Q.3. Draw a triangle \(ABC\) with \(BC = 3.2\,{\text{cm}},\,AB = 3.6\,{\text{cm}}\) and \(\angle = {120^ \circ }.\) Also, draw a perpendicular from \(A\) on \(BC.\)
Ans: We follow the following steps to construct the required triangle.
1. Draw \(\angle XBY\) of measure \({120^ \circ }.\)
2. From ray \(BX\) cut off the line segment \(BC\) of length \(3.2\,{\text{cm}}.\)
3. From ray \(BY,\) cut off the line segment \(BA,\) of length \(3.6\,{\text{cm}}.\)
4. Join \(CA\) to obtain the required triangle.

5. Draw ray \(BZ.\)
6. With centre \(A,\) draw an arc intersecting rays \(BX\) and \(BZ\) at \(P\) and \(Q\) respectively.
7. With centre \(P\) and radius more than \(\frac{1}{2}PQ,\) cut an arc on the opposite side of \(A.\)
8. With centre \(Q\) and the same radius as the above step, cut an arc intersecting the arc drawn in the above step at \(R.\)
9. Join \(AR.\) If it meets BZ at \(L,\) then \(AL\) is the required perpendicular from \(A\) on \(BC.\)

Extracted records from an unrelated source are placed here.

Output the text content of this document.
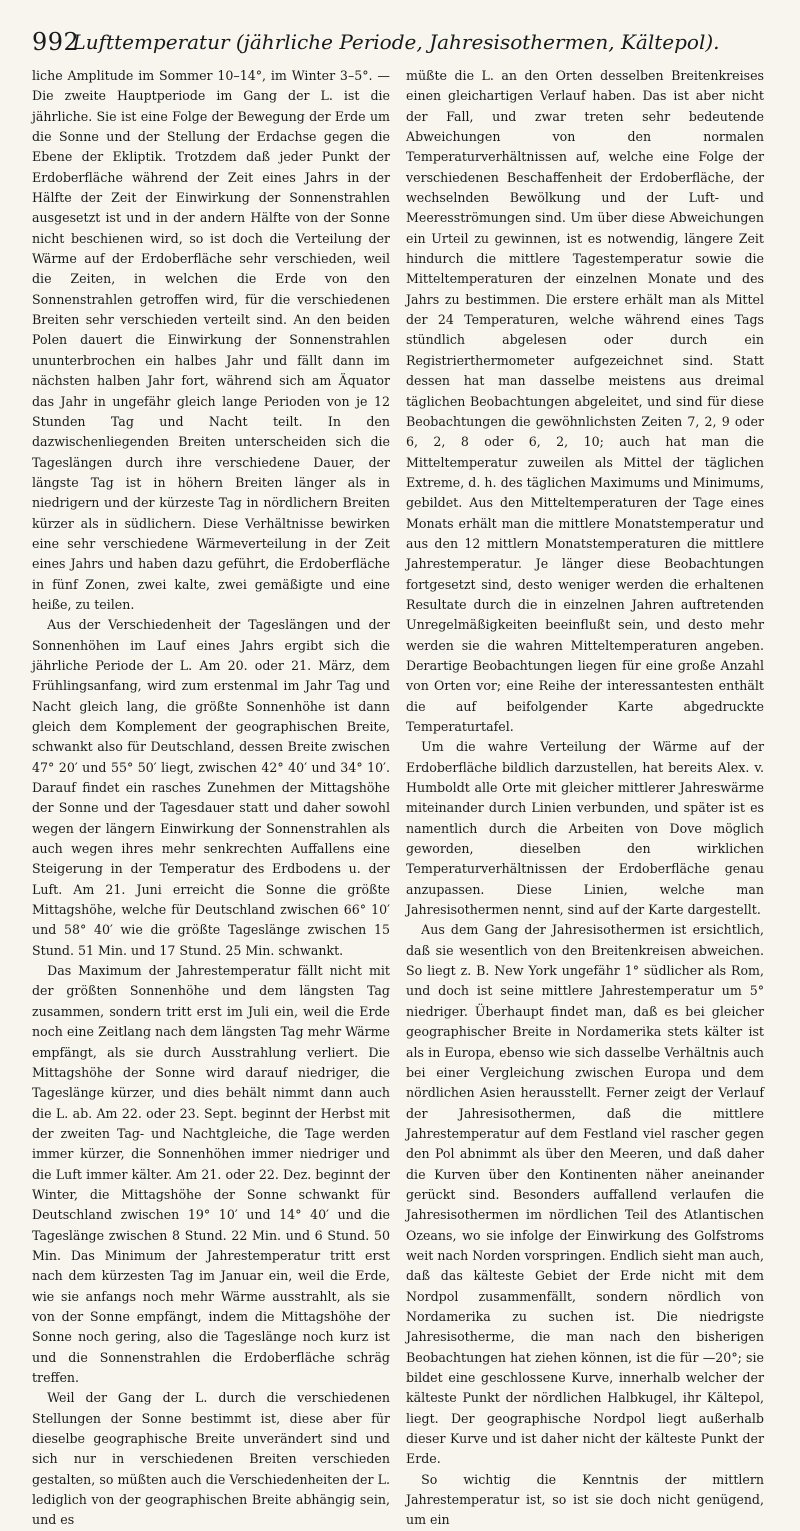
992
Lufttemperatur (jährliche Periode, Jahresisothermen, Kältepol).

liche Amplitude im Sommer 10–14°, im Winter 3–5°. — Die zweite Hauptperiode im Gang der L. ist die jährliche. Sie ist eine Folge der Bewegung der Erde um die Sonne und der Stellung der Erdachse gegen die Ebene der Ekliptik. Trotzdem daß jeder Punkt der Erdoberfläche während der Zeit eines Jahrs in der Hälfte der Zeit der Einwirkung der Sonnenstrahlen ausgesetzt ist und in der andern Hälfte von der Sonne nicht beschienen wird, so ist doch die Verteilung der Wärme auf der Erdoberfläche sehr verschieden, weil die Zeiten, in welchen die Erde von den Sonnenstrahlen getroffen wird, für die verschiedenen Breiten sehr verschieden verteilt sind. An den beiden Polen dauert die Einwirkung der Sonnenstrahlen ununterbrochen ein halbes Jahr und fällt dann im nächsten halben Jahr fort, während sich am Äquator das Jahr in ungefähr gleich lange Perioden von je 12 Stunden Tag und Nacht teilt. In den dazwischenliegenden Breiten unterscheiden sich die Tageslängen durch ihre verschiedene Dauer, der längste Tag ist in höhern Breiten länger als in niedrigern und der kürzeste Tag in nördlichern Breiten kürzer als in südlichern. Diese Verhältnisse bewirken eine sehr verschiedene Wärmeverteilung in der Zeit eines Jahrs und haben dazu geführt, die Erdoberfläche in fünf Zonen, zwei kalte, zwei gemäßigte und eine heiße, zu teilen.

Aus der Verschiedenheit der Tageslängen und der Sonnenhöhen im Lauf eines Jahrs ergibt sich die jährliche Periode der L. Am 20. oder 21. März, dem Frühlingsanfang, wird zum erstenmal im Jahr Tag und Nacht gleich lang, die größte Sonnenhöhe ist dann gleich dem Komplement der geographischen Breite, schwankt also für Deutschland, dessen Breite zwischen 47° 20′ und 55° 50′ liegt, zwischen 42° 40′ und 34° 10′. Darauf findet ein rasches Zunehmen der Mittagshöhe der Sonne und der Tagesdauer statt und daher sowohl wegen der längern Einwirkung der Sonnenstrahlen als auch wegen ihres mehr senkrechten Auffallens eine Steigerung in der Temperatur des Erdbodens u. der Luft. Am 21. Juni erreicht die Sonne die größte Mittagshöhe, welche für Deutschland zwischen 66° 10′ und 58° 40′ wie die größte Tageslänge zwischen 15 Stund. 51 Min. und 17 Stund. 25 Min. schwankt.

Das Maximum der Jahrestemperatur fällt nicht mit der größten Sonnenhöhe und dem längsten Tag zusammen, sondern tritt erst im Juli ein, weil die Erde noch eine Zeitlang nach dem längsten Tag mehr Wärme empfängt, als sie durch Ausstrahlung verliert. Die Mittagshöhe der Sonne wird darauf niedriger, die Tageslänge kürzer, und dies behält nimmt dann auch die L. ab. Am 22. oder 23. Sept. beginnt der Herbst mit der zweiten Tag- und Nachtgleiche, die Tage werden immer kürzer, die Sonnenhöhen immer niedriger und die Luft immer kälter. Am 21. oder 22. Dez. beginnt der Winter, die Mittagshöhe der Sonne schwankt für Deutschland zwischen 19° 10′ und 14° 40′ und die Tageslänge zwischen 8 Stund. 22 Min. und 6 Stund. 50 Min. Das Minimum der Jahrestemperatur tritt erst nach dem kürzesten Tag im Januar ein, weil die Erde, wie sie anfangs noch mehr Wärme ausstrahlt, als sie von der Sonne empfängt, indem die Mittagshöhe der Sonne noch gering, also die Tageslänge noch kurz ist und die Sonnenstrahlen die Erdoberfläche schräg treffen.

Weil der Gang der L. durch die verschiedenen Stellungen der Sonne bestimmt ist, diese aber für dieselbe geographische Breite unverändert sind und sich nur in verschiedenen Breiten verschieden gestalten, so müßten auch die Verschiedenheiten der L. lediglich von der geographischen Breite abhängig sein, und es

müßte die L. an den Orten desselben Breitenkreises einen gleichartigen Verlauf haben. Das ist aber nicht der Fall, und zwar treten sehr bedeutende Abweichungen von den normalen Temperaturverhältnissen auf, welche eine Folge der verschiedenen Beschaffenheit der Erdoberfläche, der wechselnden Bewölkung und der Luft- und Meeresströmungen sind. Um über diese Abweichungen ein Urteil zu gewinnen, ist es notwendig, längere Zeit hindurch die mittlere Tagestemperatur sowie die Mitteltemperaturen der einzelnen Monate und des Jahrs zu bestimmen. Die erstere erhält man als Mittel der 24 Temperaturen, welche während eines Tags stündlich abgelesen oder durch ein Registrierthermometer aufgezeichnet sind. Statt dessen hat man dasselbe meistens aus dreimal täglichen Beobachtungen abgeleitet, und sind für diese Beobachtungen die gewöhnlichsten Zeiten 7, 2, 9 oder 6, 2, 8 oder 6, 2, 10; auch hat man die Mitteltemperatur zuweilen als Mittel der täglichen Extreme, d. h. des täglichen Maximums und Minimums, gebildet. Aus den Mitteltemperaturen der Tage eines Monats erhält man die mittlere Monatstemperatur und aus den 12 mittlern Monatstemperaturen die mittlere Jahrestemperatur. Je länger diese Beobachtungen fortgesetzt sind, desto weniger werden die erhaltenen Resultate durch die in einzelnen Jahren auftretenden Unregelmäßigkeiten beeinflußt sein, und desto mehr werden sie die wahren Mitteltemperaturen angeben. Derartige Beobachtungen liegen für eine große Anzahl von Orten vor; eine Reihe der interessantesten enthält die auf beifolgender Karte abgedruckte Temperaturtafel.

Um die wahre Verteilung der Wärme auf der Erdoberfläche bildlich darzustellen, hat bereits Alex. v. Humboldt alle Orte mit gleicher mittlerer Jahreswärme miteinander durch Linien verbunden, und später ist es namentlich durch die Arbeiten von Dove möglich geworden, dieselben den wirklichen Temperaturverhältnissen der Erdoberfläche genau anzupassen. Diese Linien, welche man Jahresisothermen nennt, sind auf der Karte dargestellt.

Aus dem Gang der Jahresisothermen ist ersichtlich, daß sie wesentlich von den Breitenkreisen abweichen. So liegt z. B. New York ungefähr 1° südlicher als Rom, und doch ist seine mittlere Jahrestemperatur um 5° niedriger. Überhaupt findet man, daß es bei gleicher geographischer Breite in Nordamerika stets kälter ist als in Europa, ebenso wie sich dasselbe Verhältnis auch bei einer Vergleichung zwischen Europa und dem nördlichen Asien herausstellt. Ferner zeigt der Verlauf der Jahresisothermen, daß die mittlere Jahrestemperatur auf dem Festland viel rascher gegen den Pol abnimmt als über den Meeren, und daß daher die Kurven über den Kontinenten näher aneinander gerückt sind. Besonders auffallend verlaufen die Jahresisothermen im nördlichen Teil des Atlantischen Ozeans, wo sie infolge der Einwirkung des Golfstroms weit nach Norden vorspringen. Endlich sieht man auch, daß das kälteste Gebiet der Erde nicht mit dem Nordpol zusammenfällt, sondern nördlich von Nordamerika zu suchen ist. Die niedrigste Jahresisotherme, die man nach den bisherigen Beobachtungen hat ziehen können, ist die für —20°; sie bildet eine geschlossene Kurve, innerhalb welcher der kälteste Punkt der nördlichen Halbkugel, ihr Kältepol, liegt. Der geographische Nordpol liegt außerhalb dieser Kurve und ist daher nicht der kälteste Punkt der Erde.

So wichtig die Kenntnis der mittlern Jahrestemperatur ist, so ist sie doch nicht genügend, um ein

Q.4. In a pyramid, line segment \(AD\) is the perpendicular bisector of triangle \(ABC\) to the line segment \(BC.\) If \(AB = 20\) feet and \(BD = 7\) feet, find the length of side \(AC.\)
Ans: It is given that \(AD\) is the perpendicular bisector on the line \(BC.\)
The perpendicular bisector theorem states that any point on the perpendicular bisector is equidistant from both the endpoints of the line segment on which it is drawn.
So, \(AB = AC\)
Therefore, \(AC = 20\) feet.

Q.5. Using the ruler and compass only, construct a triangle \(PQR\) in which \(QR = 6\,{\text{cm}},\angle Q = {60^ \circ }\) and \(\angle R = {75^ \circ }.\) Draw the circumcircle of the triangle.
Ans: Steps of construction:
1. Draw a line segment \(QR = 6\,{\text{cm}}\)
2. At \(Q\) draw a ray making an angle of \({60^ \circ }\) and at \(R,\) a ray making an angle of \({75^ \circ }\) which intersects each other at \(P.\)
3. Draw the perpendicular bisector of side \(QR\) and \(PR\) intersecting each other at \(O.\)
4. With centre \(O\) and radius \(OQ\) draw a circle. It will pass through \(P,Q\) and \(R.\)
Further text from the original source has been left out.